Ahad 13 Aug 2017 05:03 WIB

Oma Irama, Dangdut Kampungan: Sound Of Muslim dan Perubahan Sosial

Rhoma Irama
Foto:
Ketua Umum Partai Islam Damai dan Aman (Idaman) Rhoma Irama (kiri) didampingi jajaran pengurus DPP Partai Idaman usai memberikan keterangan pers di Kantor DPP Partai Idaman, Jakarta, Minggu (9/10).

Entah karena beratnya tekanan yang dia terima,  ataukah karena cuaca politik yang mulai berubah, dekat menjelang pemilu 1997 Rhoma Irama kerap terlihat berjalan bersama putri sulung Presiden Soeharto,  Ny. Siti Hardiyanti Rukmana yang akrab disapa Mbak Tutut.

Acara rantang-runtung itu kadang disertai juga oleh Ketua Umum PBNU, K. H. Abdurrahman Wahid.
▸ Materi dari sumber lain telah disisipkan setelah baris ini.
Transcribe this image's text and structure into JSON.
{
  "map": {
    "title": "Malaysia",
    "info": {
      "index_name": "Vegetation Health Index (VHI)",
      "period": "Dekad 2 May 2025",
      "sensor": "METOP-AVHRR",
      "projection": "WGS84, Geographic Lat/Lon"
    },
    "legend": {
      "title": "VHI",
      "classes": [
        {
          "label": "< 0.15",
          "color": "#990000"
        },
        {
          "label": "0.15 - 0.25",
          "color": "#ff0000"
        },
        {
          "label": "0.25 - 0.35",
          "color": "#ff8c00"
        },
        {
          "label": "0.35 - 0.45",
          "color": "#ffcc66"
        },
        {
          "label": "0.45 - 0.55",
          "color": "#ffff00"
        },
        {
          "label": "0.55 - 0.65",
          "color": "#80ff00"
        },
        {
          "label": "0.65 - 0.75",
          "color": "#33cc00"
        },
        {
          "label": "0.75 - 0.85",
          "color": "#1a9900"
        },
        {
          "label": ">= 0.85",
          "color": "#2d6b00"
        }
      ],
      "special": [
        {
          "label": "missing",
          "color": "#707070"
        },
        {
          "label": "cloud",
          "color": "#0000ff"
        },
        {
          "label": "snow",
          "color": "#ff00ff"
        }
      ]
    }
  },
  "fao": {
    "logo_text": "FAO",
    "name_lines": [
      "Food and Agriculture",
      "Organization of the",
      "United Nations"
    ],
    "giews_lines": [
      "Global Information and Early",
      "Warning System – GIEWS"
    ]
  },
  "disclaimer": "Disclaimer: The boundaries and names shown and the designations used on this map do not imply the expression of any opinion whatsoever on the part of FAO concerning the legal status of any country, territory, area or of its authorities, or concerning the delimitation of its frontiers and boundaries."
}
Sejak sering terlihat jalan bareng Mbak Tutut,  layar TVRI terbuka untuk Rhoma Irama dan Soneta.

Meski demikian, tidak semua penggemar Rhoma Irama suka dengan kenyataan runtang-runtung itu. Terbukti ketika Rhoma dan Tutut bermaksud membikin acara di Pekalongan,  panggung yang sudah disiapkan, dibakar massa. Acara pun batal.

Pekalongan adalah wilayah yang selama pemilu Orde Baru menjadi basis PPP. Runtang-runtung Rhoma Irama-Mbak Tutut,  membuahkan hasil. Pada 1 Oktober 1997, Rhoma Irama dilantik menjadi anggota DPR-RI mewakili Golkar yang pada pemilu 1977 meraih 325 kursi DPR-RI.
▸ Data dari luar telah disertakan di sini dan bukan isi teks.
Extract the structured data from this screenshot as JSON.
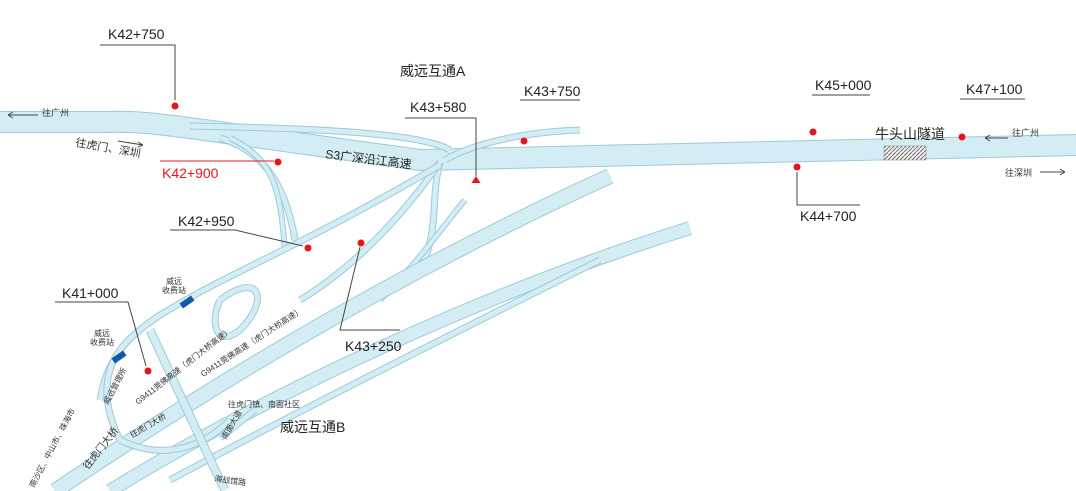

Perolehan kursi Golkar pada pemilu 1997 memang luar biasa.  Bandingkan dengan PPP yang memperoleh 89 kursi,  dan PDI yang hanya mendapat 11 kursi,  sementara ABRI mendapat jatah kursi gratis sebanyak 75 kursi.

Betapapun kuatnya Golkar dan ABRI, toh mereka tidak mampu menahan gelombang perubahan. Selang beberapa bulan saja,  Presiden Soeharto yang secara teoritis didukung oleh 400 dari 500 anggota DPR,  menyatakan mengundurkan diri.

Reformasi politik terus bergulir. Antara lain lahir Ketetapan MPR tentang Pembatasan Masa Jabatan Presiden,  pencabutan TAP MPR tentang Referendum, pencabutan TAP MPR tentang Pedoman Penghayatan dan Pengamalan Pancasila (P-4), penghapusan keharusan berasas tunggal Pancasila bagi partai politik dan organisasi kemasyarakatan, dan penghapusan dwi-fungsi ABRI.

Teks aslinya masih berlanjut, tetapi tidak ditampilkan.